Backed by two well-organized activist groups, residents of Loudoun County are moving ahead in their effort to recall Loudoun County Commonwealth’s Attorney Buta Biberaj.
Biberaj won election on an anti-incarceration platform. Despite that, she sought jail time for Scott Smith, a dad arrested at a Loudoun County School Board meeting out of frustration over the district (and county’s) perceived inability to punish the student who sexually assaulted his teenage daughter.
The Daily Wire reports:
Virginians for Safe Communities and Stand up Virginia are collecting signatures at a Loudoun forum tonight hosted by Patriot Pub Alliance. In addition to speakers from the two organizations, former GOP state Sen. Dick Black, as well as Scott Smith, the father of a rape victim at Stone Bridge High School, as reported by The Daily Wire, will talk.
“There have been significant recent developments so we revised our petition,” Sean Kennedy, president and founder of Virginians for Safe Communities, told The Daily Wire. “From failing to properly prosecute sex assault to allowing a domestic abuse murder to occur, there are many other problem. We have energetic volunteers. We now have momentum. We’re launching this because we’re combing forces and reinvigorating it.”
Bail reform, arguably the most controversial of Biberaji’s policies, led to the release of a Loudoun man awaiting trial for viciously assaulting his wife. While out on bail, he allegedly beat his estranged wife to death with a hammer, as the Loudoun Times-Mirror morbidly reported at the time:
Deputies responded to the apartment after receiving a 9-1-1 call from a male stating that he just killed his wife, the complaint reads.
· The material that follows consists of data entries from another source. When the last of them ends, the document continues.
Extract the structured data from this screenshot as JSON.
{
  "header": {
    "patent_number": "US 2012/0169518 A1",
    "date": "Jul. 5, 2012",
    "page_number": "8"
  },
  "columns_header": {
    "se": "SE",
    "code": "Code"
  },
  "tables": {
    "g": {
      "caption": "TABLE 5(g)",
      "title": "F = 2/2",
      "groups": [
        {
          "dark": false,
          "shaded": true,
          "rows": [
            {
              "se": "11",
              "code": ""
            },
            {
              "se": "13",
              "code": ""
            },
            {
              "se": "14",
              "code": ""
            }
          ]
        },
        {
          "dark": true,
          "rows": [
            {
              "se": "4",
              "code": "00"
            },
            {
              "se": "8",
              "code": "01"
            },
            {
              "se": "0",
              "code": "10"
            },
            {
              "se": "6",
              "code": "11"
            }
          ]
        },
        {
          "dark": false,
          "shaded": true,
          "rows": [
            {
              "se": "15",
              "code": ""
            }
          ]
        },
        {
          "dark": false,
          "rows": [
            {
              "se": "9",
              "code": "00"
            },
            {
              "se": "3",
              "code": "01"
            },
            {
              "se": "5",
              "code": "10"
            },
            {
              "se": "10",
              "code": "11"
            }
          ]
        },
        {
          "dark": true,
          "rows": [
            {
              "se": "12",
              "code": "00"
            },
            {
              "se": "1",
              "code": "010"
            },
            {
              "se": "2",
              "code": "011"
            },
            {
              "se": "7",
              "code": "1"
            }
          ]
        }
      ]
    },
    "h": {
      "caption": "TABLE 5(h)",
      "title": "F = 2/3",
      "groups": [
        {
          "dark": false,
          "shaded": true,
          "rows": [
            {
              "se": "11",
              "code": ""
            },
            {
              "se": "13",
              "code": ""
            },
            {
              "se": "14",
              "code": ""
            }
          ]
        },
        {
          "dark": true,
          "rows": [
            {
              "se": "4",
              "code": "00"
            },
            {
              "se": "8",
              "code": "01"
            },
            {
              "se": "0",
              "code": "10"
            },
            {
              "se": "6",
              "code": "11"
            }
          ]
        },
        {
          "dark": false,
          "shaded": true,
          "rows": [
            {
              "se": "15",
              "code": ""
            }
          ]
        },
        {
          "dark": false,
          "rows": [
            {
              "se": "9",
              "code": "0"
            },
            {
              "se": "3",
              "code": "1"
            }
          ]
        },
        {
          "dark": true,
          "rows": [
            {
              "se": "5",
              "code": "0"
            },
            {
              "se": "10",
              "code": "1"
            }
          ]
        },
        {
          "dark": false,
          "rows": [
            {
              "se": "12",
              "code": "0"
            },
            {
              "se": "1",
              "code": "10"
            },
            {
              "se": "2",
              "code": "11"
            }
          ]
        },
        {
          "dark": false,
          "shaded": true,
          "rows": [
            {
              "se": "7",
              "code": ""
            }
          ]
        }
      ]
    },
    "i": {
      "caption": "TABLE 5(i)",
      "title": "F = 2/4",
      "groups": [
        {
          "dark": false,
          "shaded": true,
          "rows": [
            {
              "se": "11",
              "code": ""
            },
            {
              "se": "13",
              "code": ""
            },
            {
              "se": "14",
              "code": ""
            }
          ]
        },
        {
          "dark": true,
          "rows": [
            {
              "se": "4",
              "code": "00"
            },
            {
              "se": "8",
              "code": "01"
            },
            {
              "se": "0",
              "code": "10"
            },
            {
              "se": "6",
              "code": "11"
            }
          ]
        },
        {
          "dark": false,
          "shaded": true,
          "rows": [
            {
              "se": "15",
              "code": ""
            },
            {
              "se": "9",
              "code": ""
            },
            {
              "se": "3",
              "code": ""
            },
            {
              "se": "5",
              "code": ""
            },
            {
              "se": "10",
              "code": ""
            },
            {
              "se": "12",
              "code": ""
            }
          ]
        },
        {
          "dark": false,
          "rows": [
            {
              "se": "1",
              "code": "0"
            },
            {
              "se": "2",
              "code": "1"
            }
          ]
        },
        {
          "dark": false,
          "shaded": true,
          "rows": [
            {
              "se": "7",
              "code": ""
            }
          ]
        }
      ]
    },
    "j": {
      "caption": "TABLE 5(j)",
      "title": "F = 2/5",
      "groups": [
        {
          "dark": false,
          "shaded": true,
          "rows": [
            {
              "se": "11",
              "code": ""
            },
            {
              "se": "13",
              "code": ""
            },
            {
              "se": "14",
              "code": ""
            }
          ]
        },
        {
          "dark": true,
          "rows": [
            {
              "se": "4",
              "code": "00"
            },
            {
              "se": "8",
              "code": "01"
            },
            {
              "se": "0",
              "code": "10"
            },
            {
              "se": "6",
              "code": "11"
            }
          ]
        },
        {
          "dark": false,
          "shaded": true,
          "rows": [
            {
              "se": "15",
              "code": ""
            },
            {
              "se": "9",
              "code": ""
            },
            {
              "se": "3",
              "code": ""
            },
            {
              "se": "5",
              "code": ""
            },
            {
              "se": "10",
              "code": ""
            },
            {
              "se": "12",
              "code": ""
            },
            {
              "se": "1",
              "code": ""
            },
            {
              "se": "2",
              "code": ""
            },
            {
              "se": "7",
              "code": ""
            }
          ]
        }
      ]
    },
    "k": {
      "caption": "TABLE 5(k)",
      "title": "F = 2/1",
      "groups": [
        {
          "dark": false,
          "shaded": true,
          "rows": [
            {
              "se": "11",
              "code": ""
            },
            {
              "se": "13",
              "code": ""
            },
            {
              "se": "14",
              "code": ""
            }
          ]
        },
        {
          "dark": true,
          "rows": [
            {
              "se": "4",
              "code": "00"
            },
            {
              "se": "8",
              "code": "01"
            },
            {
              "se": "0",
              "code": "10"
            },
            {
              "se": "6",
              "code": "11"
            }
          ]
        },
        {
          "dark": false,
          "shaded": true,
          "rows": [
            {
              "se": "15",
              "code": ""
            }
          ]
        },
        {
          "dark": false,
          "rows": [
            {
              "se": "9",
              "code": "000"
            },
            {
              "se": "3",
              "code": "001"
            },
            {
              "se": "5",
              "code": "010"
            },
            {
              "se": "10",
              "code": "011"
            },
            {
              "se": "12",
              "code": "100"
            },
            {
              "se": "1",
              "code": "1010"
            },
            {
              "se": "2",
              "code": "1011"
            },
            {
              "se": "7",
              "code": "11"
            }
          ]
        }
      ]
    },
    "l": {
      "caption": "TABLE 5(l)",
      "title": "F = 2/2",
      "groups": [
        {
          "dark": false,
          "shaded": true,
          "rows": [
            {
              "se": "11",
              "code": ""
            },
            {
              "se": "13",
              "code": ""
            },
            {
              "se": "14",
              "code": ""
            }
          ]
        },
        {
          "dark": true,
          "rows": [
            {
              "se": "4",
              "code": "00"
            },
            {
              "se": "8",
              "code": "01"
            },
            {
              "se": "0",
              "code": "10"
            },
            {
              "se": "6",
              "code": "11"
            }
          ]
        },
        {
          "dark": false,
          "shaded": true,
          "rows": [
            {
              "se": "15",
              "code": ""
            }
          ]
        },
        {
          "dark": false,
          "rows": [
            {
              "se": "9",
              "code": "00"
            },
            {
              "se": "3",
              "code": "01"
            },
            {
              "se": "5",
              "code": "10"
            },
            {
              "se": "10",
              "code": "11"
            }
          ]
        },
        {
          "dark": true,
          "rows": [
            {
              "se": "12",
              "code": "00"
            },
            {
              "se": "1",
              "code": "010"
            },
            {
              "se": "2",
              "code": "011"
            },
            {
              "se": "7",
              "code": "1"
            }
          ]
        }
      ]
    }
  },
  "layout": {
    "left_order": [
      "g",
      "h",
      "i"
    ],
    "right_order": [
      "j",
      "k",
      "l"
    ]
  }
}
After the couple exchanged words, the complaint said that Peter Lollobrigido later retrieved a hammer from under a sink, gave her a kiss, “looked her square in the eyes,” then said he loved her before striking her with the hammer. The defendant said he had no idea if his wife was still alive when he called 9-1-1.
To get Biberaj’s recall on the ballot, recall supporters must collect enough signatures to equate to at least 10% of people who voted in the last commonwealth’s attorney election.
In this instance, that means roughly 11,500 names.